Ignoring AI's thrill potential might seem counterintuitive (because it is), given how the tech industry once marketed it as the guiding force for the next golden age. But as students finally emerge from academia's cocoon, they've shuffled past AI and quietly left it with last year's Jorts trend and 2006's hottest Myspace layouts.

“All of us here at the Leading Institute of Artificial Advancement dreamed of a future powered by AI,” opined our enthusiastic dean of technological optimism, Dr. Cy Blase. “But as students repeatedly muted my bold AI vision over their bingo cards, I realized it might not be the crowd-pleaser we anticipated.”
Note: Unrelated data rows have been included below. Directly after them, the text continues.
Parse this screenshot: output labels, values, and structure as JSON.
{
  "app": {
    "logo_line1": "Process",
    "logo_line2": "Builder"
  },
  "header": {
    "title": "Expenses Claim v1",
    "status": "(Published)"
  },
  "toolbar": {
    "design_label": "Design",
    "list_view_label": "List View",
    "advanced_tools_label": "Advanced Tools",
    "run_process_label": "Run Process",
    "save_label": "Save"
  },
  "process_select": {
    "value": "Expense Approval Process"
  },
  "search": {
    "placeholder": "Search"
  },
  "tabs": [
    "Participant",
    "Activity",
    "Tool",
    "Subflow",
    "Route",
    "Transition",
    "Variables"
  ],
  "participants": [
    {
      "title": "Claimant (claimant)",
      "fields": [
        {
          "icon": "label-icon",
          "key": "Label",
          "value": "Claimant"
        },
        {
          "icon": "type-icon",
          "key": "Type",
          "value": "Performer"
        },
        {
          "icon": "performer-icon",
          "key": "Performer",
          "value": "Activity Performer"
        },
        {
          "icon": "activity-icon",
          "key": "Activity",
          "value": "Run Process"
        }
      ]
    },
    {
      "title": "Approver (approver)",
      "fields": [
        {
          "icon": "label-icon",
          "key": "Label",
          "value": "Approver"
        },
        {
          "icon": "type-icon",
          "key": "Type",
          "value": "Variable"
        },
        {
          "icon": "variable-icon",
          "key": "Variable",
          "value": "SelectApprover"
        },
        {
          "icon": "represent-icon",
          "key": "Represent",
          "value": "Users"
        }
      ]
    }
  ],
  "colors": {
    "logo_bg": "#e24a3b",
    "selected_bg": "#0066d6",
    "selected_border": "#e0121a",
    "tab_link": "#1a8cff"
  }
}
It's a hard time for AI advocates as they brace themselves for collective eye-rolls and thin applause. A word to wise and exhausted commencement speakers: if your AI quip causes a noticeable drop in blood pressure within your audience, perhaps it's time to pivot to the next best crowd-pleaser, like whispering 'wave of the future' and then quickly changing the topic to vegan donuts.

Thus, the greatest lesson imparted to 2026's graduates lies not in bytes and machine learning, but in the realization that, sometimes, silence (on AI) is indeed golden.